Elle : clairement oui, tout à fait ! Le bouquin va
bien, merci, il devrait être quasiment fini à mon départ, c’est plutôt l’auteur
qui a du mal (rires) ! Le travail d’écriture prend ici au final moins de temps
que le travail sur soi ! Mais cette île, cet endroit, est un lieu vraiment
fantastique pour écrire un bouquin, c’est un véritable terreau pour décrire
l’environnement, la faune et la flore. La présence ici aussi de talents
multiples, de différents métiers, est une vraie richesse, chacun ayant de plus
à cœur de partager facilement ses connaissances et son expérience avec moi.
Où t’es tu installée
pour être tranquille et écrire ?
J’ai eu deux lieux de prédilection durant ce séjour. Au
début, j’ai travaillé dans la petite bibliothèque de la base, isolée et calme ;
et malgré une légère odeur de moisi, quel plaisir de se trouver ainsi au
contact de vieux ouvrages comme le Larousse du XXème siècle en dix volumes de
1932 ! Excellent pour les
connexions synaptiques (sic) ! Mais les jours raccourcissant et la météo se
dégradant, elle devenait trop sombre et trop
humide, j’ai eu besoin de changer. J’ai alors essayé le jardin météo :
échec car trop de mouches vrombissent là-haut.
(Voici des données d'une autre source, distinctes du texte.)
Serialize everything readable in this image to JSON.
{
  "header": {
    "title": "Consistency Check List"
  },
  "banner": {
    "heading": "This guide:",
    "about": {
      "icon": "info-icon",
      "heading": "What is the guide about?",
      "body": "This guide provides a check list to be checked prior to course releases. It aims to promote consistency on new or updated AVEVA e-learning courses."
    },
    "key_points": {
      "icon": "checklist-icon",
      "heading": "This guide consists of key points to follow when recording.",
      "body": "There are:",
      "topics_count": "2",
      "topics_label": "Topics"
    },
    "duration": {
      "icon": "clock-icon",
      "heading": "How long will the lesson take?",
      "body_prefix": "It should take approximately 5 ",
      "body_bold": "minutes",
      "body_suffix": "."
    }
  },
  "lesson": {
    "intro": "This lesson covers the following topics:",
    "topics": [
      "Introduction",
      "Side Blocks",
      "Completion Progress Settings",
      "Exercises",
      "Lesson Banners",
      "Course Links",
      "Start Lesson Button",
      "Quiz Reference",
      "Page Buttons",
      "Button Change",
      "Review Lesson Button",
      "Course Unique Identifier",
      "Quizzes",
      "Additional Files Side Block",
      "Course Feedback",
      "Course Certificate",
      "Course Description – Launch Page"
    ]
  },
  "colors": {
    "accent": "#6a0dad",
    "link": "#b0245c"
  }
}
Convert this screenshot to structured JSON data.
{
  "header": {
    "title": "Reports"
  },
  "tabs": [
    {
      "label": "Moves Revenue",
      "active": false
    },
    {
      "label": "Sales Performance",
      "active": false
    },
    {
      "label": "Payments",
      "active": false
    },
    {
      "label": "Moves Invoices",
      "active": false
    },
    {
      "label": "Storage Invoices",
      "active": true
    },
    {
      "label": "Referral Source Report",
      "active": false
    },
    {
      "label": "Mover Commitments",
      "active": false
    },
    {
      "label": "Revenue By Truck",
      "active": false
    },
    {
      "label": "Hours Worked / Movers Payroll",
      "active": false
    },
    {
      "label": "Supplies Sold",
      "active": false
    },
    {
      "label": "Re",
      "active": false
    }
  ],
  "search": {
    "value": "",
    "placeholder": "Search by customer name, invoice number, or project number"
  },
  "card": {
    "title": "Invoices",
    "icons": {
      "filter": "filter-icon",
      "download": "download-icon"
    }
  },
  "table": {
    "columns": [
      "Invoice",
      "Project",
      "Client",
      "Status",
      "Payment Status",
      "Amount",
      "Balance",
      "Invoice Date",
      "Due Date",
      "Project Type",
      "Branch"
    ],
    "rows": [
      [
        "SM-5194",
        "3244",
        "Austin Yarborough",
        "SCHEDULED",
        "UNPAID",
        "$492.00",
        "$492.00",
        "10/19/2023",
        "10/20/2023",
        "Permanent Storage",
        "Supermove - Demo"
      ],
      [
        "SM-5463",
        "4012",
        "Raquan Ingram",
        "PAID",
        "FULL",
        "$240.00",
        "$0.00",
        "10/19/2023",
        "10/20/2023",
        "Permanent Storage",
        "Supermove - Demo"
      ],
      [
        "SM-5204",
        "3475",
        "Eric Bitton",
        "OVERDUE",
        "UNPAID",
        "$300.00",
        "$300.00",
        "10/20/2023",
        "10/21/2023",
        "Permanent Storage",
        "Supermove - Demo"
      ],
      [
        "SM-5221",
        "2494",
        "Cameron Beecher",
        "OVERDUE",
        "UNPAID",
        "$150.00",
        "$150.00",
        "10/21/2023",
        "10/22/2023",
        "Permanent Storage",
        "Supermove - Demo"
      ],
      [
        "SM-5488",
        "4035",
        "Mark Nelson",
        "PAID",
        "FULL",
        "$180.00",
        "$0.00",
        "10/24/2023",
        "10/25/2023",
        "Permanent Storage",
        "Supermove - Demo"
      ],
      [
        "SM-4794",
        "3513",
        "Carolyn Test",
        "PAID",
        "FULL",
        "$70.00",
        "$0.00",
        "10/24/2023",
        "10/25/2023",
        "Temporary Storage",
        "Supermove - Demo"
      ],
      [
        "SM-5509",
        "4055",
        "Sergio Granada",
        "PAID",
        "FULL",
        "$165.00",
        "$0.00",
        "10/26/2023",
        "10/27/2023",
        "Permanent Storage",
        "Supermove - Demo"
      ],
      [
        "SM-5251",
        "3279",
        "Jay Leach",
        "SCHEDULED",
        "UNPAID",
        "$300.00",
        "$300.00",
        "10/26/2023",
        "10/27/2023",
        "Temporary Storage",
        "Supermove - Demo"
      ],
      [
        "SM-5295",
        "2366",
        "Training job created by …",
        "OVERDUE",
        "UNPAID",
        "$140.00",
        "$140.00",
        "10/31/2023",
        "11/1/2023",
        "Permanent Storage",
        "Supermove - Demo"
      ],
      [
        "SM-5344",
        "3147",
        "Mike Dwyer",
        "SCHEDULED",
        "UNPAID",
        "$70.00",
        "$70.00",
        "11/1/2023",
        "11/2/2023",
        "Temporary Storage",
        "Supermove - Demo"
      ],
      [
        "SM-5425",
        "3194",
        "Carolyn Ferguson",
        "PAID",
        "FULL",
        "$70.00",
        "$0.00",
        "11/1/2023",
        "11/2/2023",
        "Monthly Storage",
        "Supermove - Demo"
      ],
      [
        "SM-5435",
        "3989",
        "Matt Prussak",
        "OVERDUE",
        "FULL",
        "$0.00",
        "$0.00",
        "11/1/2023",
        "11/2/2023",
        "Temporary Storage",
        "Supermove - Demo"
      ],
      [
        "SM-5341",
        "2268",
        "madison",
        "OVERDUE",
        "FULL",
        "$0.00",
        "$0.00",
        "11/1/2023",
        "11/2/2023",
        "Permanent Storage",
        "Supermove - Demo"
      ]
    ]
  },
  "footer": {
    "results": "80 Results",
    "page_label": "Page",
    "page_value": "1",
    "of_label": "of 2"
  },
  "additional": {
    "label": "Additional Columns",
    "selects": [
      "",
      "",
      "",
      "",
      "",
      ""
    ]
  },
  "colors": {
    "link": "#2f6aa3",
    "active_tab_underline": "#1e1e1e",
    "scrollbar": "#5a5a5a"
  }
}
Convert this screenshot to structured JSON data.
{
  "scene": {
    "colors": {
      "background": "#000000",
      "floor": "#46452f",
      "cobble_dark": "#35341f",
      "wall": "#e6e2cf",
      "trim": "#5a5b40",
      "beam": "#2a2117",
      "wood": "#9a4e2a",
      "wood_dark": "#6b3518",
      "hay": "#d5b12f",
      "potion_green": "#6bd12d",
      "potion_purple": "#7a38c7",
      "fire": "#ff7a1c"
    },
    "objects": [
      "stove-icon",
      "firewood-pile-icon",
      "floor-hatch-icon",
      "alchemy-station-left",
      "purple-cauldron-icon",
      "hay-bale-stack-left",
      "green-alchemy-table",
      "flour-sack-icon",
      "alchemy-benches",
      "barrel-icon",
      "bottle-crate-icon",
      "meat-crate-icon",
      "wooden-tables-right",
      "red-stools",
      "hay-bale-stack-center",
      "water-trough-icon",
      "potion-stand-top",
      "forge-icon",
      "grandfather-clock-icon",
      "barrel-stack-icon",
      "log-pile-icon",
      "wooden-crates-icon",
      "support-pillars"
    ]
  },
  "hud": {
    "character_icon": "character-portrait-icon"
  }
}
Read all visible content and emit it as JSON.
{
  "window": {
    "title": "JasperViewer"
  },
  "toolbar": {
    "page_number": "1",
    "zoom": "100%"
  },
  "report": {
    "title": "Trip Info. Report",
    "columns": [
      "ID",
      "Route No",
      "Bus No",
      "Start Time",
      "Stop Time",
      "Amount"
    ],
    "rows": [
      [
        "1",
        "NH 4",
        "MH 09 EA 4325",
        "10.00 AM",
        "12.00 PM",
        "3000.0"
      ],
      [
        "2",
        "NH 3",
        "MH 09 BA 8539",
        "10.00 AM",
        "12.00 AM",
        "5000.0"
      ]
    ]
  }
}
Je ne souhaitais pas
initialement travailler dans ma chambre pour éviter la lassitude, mais je me
suis progressivement faite à cette idée et j’ai du coup poursuivi mon travail là-bas,
dans cette pièce spacieuse et surtout lumineuse, où je me sens bien.
Sans dévoiler
prématurément l’intrigue à tes nombreux aficionados qui liront cette interview,
peux-tu nous dire un peu de quoi parle ton nouveau récit ?
Estelle en pleine conversation avec notre journaliste
(photo : Nicolas A.)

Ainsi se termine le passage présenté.